Ballydoyle’s arch-rivals Godolphin may become the main beneficiaries courtesy of Pinatubo. The Shamardal colt was unbeatable as a two-year-old and earned the highest juvenile rating for 25 years following his nine-length romp in the Vincent O’Brien National Stakes at the Curragh last September.
The Charlie Appleby-trained colt is an even-money shot to lift the 2,000 Guineas and is available at 7-1 for the Derby. The boys in blue have another fancied Derby runner in Saeed bin Suroor’s Military March, unbeaten in two career starts, the latest coming in the Group Three Dubai Autumn Stakes over a mile at Newmarket last October.

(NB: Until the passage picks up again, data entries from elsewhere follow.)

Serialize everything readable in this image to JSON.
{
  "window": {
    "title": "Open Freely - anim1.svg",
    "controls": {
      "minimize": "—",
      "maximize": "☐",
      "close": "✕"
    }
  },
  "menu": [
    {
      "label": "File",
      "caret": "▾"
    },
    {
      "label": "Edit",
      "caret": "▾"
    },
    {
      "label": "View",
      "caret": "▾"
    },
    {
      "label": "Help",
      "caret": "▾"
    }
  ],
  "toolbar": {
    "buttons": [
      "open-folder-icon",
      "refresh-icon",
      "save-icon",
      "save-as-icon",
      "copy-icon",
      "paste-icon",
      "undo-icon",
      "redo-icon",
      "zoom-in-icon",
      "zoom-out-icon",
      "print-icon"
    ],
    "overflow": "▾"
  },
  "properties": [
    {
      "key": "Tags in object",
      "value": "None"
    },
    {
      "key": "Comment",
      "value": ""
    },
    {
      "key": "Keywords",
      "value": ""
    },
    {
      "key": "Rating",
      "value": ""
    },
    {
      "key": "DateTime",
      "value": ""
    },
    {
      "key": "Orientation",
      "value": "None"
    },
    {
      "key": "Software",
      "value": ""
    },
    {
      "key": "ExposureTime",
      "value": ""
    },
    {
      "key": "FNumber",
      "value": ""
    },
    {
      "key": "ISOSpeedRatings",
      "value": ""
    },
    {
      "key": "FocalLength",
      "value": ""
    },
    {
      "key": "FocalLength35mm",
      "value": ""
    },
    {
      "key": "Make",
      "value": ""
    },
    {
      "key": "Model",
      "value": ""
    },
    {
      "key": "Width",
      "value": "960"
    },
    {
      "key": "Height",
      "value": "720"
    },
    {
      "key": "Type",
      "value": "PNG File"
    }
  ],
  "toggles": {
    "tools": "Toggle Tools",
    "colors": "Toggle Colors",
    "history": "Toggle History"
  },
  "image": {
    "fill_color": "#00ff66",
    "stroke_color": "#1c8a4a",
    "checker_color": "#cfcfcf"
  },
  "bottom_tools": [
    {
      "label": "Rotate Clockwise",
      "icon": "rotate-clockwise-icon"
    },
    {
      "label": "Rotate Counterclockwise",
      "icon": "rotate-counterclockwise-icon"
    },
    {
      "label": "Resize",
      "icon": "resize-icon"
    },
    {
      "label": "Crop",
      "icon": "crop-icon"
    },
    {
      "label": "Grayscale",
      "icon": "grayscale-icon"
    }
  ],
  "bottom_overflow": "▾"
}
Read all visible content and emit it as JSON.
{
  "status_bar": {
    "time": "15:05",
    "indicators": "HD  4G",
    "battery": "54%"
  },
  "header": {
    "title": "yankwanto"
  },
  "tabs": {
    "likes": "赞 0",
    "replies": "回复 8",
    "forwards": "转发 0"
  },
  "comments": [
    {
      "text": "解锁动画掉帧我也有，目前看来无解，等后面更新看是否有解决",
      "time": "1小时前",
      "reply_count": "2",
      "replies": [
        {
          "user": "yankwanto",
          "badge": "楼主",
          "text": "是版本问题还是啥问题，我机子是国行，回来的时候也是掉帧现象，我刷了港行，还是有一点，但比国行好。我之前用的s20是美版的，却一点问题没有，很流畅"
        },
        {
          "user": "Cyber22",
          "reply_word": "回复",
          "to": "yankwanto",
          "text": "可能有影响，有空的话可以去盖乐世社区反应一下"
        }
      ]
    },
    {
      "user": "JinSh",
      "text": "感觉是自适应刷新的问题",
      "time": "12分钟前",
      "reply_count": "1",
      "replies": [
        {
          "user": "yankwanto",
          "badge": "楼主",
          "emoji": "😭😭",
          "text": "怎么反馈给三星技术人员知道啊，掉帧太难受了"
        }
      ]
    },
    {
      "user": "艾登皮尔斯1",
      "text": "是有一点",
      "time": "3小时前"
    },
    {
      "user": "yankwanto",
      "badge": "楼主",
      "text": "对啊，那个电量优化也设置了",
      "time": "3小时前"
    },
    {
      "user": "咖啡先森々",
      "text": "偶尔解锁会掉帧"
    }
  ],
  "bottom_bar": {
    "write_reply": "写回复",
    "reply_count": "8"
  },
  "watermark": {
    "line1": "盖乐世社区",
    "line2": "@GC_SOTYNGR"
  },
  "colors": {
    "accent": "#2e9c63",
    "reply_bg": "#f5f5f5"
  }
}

He has been well found in the market over the winter and is a top-priced 12-1 with William Hill.
John Gosden, Britain’s champion trainer, chose a one-mile novice stakes on the all-weather track at chilly Wolverhampton in December to introduce the aforementioned Waldonig to the public and the colt duly spread-eagled his rivals by nine lengths.
Lowly Wolverhampton is an unlikely jumping-off point for a horse with Classic pretensions but Gosden, always an innovator, followed the same path with Jack Hobbs, easy winner of a Wolverhampton maiden on debut before finding only stablemate Golden Horn too strong in the 2015 Derby.
Waldkonig, a son of outstanding sire Kingman, is currently a best-priced 14-1 for the Derby. Interestingly, Gosden’s team also features Darain, an unraced full brother to multiple Group One scorer Too Darn Hot. Inexperience could prove his Achilles heel at this stage of his career.
Andrew Balding’s Kameko is also at the top end of the ante-post lists and justifiably so on the strength of his wide-margin victory under Oisin Murphy in the Group One Futurity Trophy Stakes at Newcastle. Bet365 are best price at 14-1.
Senior statesman Sir Michael Stoute, a five-time Investec Derby legend, has high hopes for unbeaten pair Highest Ground and Satono Japan, the duo making eye-catching debuts at Leicester and Kempton Park at the backend of last season. They are available at 33-1 and 50-1 respectively.
Finally, hundreds of horses have been exercising daily on the Newmarket gallops throughout the current crisis and my trusty gallop-watcher has been raving about a Gosden two-year-old named Saique. One for Royal Ascot perhaps? You heard it here first.